Computing Gradients with respect to intermediate activations

Hi,

I am looking to do the following in C++:

auto x = torch::zeros({5}, torch::requires_grad());
auto out_1 = torch::relu( W_1.matmul(x) + b_1);
auto out_2 = torch::relu( W_1.matmul(out_2) + b_2); 
auto logits = torch::log_softmax(out_2, 1);
auto loss = logits[0] - logits[1];

I want to find the values of d(loss)/d(out_1) and d(loss)/d(out_2).

How do I do this?
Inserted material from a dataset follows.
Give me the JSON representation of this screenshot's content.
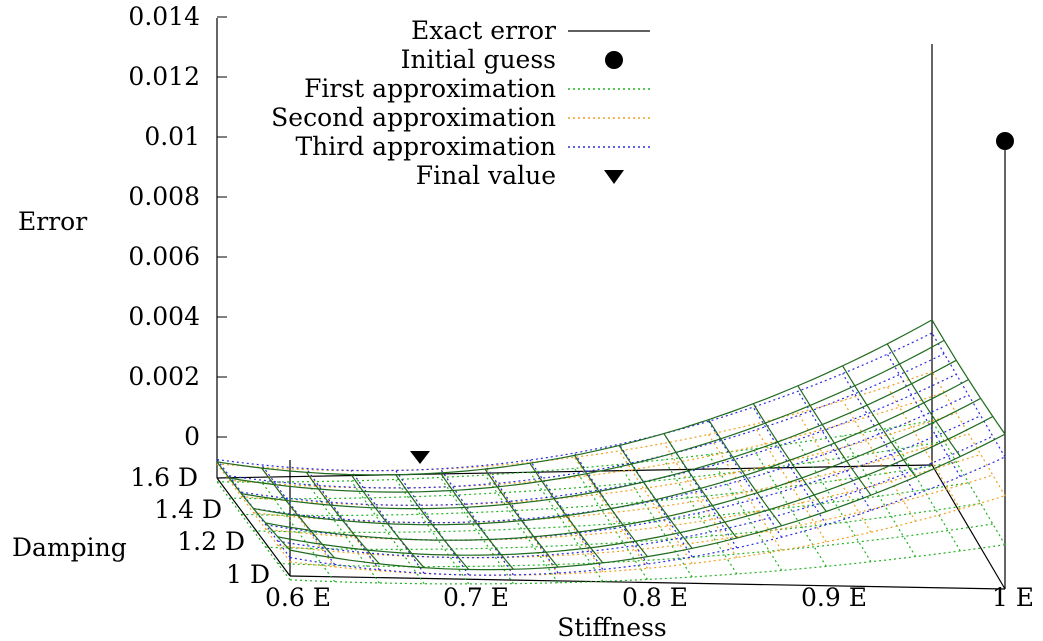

Attempts to do

loss.backward();

and then accessing

out_2.grad()

have seemingly failed: there is a runtime error which says libc++abi.dylib: terminating with uncaught exception of type c10::Error: tensor with backend UNKNOWN_BACKEND does not have a device

I can provide a minimal breaking example if need be.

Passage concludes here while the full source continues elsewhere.